Cambridge Film Festival 2012: Bestiaire

After a run of fairly conventional movies (you know, with characters and dialogue and plots and stuff) at this year’s Film Festival it was about time I found myself in front of something defiantly odd, and I’m pleased to report that Denis Côté’s (ahem) photoessay Bestiaire fits the bill handsomely. Except that on a purely surface level it’s not odd at all. In fact it’s possibly the most straightforward thing I’ve ever seen in a cinema, being composed entirely of static and often quite lengthy shots of the animals in a Canadian zoo. There’s no voice-over, no subtitles, no human language of any kind in fact other than one or two indistinct snatches of zoo staff talking to each other in the background and one close-up of someone answering a phone and saying “it’s for you”. And there’s certainly nothing so crass as a music soundtrack.

Now I’m not one to be fazed by this kind of thing (regular readers will be aware of my admiration of the eight opening shot of cows milling around in Béla Tarr’s bum-aching masterpiece Sátántangó), and I actually found the early section of the film showing various horned beasts killing time in their snowy paddocks quite soothing, although part of me was wishing I’d remembered to bring some ironing along to give me something to do. Subtly though the mood changes as the scene shifts indoors to metal enclosures and you start to sense the animals’ unease as ominous sounds filter subtly into the soundtrack. Nothing untoward happens other than some routine examinations and clearing out of pens but the suggestion of encroaching menace reminiscent of a concentration camp or abattoir is remarkably achieved, and with no tricks. It’s all in the mise-en-scene: careful framing, often of only the legs or head of an animal, the length that shots are held, the editing. I guess you could call it an example of pure cinema. You certainly feel like you’re getting uncanny access to the zoo inmate’s inner thoughts.

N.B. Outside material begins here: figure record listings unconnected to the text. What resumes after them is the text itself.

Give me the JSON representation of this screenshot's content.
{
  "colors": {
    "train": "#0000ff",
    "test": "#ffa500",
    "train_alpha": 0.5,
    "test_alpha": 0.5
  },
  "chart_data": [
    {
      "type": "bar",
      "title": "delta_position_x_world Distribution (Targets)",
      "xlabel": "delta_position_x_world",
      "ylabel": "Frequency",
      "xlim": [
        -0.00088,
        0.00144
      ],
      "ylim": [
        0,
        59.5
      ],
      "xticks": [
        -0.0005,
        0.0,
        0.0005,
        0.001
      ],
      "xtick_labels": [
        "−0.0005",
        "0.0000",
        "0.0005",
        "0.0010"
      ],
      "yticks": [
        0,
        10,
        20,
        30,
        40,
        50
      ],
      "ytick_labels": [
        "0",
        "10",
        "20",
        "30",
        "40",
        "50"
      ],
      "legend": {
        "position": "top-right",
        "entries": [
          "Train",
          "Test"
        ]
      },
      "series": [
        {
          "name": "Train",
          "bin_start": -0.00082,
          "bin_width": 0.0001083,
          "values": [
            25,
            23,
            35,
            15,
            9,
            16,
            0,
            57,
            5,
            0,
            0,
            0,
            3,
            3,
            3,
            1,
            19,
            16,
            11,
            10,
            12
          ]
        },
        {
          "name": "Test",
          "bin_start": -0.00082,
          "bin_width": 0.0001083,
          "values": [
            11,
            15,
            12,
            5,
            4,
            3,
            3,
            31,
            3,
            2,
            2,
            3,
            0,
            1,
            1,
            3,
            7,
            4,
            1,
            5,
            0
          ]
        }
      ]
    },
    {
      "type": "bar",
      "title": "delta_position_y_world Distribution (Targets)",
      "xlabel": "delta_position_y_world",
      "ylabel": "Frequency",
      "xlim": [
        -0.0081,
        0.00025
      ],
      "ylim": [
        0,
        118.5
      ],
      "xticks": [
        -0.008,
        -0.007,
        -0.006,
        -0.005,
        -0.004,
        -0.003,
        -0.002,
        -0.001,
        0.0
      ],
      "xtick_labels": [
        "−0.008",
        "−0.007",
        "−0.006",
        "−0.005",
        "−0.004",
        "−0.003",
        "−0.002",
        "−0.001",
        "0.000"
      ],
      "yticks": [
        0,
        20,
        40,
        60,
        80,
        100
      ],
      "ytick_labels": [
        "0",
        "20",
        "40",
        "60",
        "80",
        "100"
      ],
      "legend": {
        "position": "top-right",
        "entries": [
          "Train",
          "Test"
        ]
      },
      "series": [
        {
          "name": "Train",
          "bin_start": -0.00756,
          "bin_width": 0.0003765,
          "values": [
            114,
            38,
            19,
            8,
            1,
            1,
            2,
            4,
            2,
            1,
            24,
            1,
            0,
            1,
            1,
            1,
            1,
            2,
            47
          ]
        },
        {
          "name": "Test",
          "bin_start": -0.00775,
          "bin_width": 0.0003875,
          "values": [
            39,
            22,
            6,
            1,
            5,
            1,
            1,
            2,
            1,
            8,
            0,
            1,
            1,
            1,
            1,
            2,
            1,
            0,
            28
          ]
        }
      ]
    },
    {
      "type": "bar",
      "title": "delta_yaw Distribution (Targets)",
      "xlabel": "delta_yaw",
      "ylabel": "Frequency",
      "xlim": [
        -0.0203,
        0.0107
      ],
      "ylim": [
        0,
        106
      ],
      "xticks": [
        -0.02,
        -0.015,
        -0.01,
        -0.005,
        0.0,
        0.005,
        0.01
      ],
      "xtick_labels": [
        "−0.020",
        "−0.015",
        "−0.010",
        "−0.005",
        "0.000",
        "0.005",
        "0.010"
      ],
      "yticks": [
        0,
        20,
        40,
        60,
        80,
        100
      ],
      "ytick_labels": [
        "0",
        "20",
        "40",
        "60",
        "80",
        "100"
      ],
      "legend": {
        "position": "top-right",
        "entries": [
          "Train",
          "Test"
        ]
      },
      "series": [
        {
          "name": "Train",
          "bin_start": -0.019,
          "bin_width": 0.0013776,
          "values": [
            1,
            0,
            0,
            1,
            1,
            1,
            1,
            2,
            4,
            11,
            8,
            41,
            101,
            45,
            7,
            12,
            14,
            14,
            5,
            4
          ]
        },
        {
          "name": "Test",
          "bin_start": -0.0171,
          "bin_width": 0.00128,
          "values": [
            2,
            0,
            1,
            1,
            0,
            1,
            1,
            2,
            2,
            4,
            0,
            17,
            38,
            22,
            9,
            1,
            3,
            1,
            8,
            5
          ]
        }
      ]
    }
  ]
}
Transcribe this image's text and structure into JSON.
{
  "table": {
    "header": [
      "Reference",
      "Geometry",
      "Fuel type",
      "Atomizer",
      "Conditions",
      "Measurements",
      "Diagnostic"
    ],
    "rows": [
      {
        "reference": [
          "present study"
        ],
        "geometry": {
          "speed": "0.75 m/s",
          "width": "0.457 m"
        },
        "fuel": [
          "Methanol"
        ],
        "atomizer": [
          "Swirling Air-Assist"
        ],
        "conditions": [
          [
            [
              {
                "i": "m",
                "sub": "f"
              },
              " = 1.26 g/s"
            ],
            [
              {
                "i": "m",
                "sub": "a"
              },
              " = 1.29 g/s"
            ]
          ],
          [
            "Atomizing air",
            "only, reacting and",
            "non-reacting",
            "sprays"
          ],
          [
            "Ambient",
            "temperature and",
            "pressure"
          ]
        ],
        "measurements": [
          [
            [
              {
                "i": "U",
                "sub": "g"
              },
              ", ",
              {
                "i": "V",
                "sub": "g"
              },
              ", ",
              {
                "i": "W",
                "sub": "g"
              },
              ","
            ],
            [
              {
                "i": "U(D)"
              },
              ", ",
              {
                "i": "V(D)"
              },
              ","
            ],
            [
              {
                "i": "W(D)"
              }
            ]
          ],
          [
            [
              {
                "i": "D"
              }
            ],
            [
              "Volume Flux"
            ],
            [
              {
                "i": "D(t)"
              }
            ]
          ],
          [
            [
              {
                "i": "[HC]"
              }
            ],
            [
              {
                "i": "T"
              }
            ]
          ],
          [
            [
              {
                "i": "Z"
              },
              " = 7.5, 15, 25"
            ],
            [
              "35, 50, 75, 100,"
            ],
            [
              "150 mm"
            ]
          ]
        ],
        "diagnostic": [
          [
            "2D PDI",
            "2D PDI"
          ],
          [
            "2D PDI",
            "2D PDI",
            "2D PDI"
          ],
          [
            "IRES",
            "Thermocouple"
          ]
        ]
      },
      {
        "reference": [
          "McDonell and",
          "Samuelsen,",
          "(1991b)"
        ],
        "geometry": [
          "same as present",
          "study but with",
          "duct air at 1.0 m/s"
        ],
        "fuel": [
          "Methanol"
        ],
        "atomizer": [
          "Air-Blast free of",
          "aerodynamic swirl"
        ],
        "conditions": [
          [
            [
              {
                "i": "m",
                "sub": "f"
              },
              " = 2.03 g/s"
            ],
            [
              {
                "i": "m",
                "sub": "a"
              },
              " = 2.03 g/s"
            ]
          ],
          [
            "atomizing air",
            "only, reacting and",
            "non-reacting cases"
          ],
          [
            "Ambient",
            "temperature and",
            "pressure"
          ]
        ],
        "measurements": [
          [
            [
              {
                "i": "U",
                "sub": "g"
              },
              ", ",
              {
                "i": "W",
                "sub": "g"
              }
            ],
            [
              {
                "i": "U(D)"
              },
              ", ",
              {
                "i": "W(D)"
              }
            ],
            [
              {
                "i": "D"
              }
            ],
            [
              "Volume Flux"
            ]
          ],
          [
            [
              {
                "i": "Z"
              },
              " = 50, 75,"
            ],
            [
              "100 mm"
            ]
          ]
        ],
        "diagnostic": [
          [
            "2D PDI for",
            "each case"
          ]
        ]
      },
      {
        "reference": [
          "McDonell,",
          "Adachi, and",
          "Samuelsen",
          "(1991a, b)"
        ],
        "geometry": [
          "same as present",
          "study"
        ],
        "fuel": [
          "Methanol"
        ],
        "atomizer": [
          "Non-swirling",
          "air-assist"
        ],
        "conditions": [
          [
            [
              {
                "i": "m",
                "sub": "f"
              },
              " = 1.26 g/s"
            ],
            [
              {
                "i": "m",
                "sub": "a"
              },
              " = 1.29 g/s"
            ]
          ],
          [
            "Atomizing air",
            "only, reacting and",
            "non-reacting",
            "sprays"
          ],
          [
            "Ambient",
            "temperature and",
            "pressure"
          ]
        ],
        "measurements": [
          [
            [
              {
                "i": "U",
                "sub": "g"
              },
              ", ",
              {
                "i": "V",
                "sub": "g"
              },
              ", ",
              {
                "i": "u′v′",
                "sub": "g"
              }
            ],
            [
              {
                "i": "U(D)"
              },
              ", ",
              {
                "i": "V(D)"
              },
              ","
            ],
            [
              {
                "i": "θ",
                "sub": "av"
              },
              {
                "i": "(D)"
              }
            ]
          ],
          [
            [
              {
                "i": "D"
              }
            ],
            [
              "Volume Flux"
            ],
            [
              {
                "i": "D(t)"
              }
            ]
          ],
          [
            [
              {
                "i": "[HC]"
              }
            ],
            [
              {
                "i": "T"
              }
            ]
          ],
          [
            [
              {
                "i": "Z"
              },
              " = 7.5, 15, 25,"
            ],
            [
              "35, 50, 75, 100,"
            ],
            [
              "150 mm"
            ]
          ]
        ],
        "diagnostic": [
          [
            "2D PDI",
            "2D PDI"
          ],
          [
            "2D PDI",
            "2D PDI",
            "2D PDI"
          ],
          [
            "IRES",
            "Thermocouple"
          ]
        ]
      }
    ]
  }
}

The rest of the film carries on in this manner which is ostensibly as dry and deadpan as possible, but actually gets you going through a surprising range of emotions. The feeding of the bears and the ungainliness of the ostriches are funny (admittedly, you can’t go wrong with ostriches if you’re looking for an easy laugh), the big cats dozing on glass walkways above gawping tourists are incongruous and threatening and a sequence showing a taxidermist at work preparing and stuffing a bird is fascinating and sinister, not least for the fact that among the various trophy heads adorning his work place there’s also a pin-up of two girls in bikinis. All of this could have easily been sensationalised and thus trivialised by the use of an over-expository commentary – Côté’s happy to let the footage stand unadorned and it’s much more effective as the result. Weirdly what Bestiaire reminds me most of is Hunger, Steve McQueen’s austere and similarly effective depiction of the life of convicted IRA men in the cells of the Maze prison, which also largely played out in a series of silent tableaus. It seems that sometimes words just aren’t what’s needed.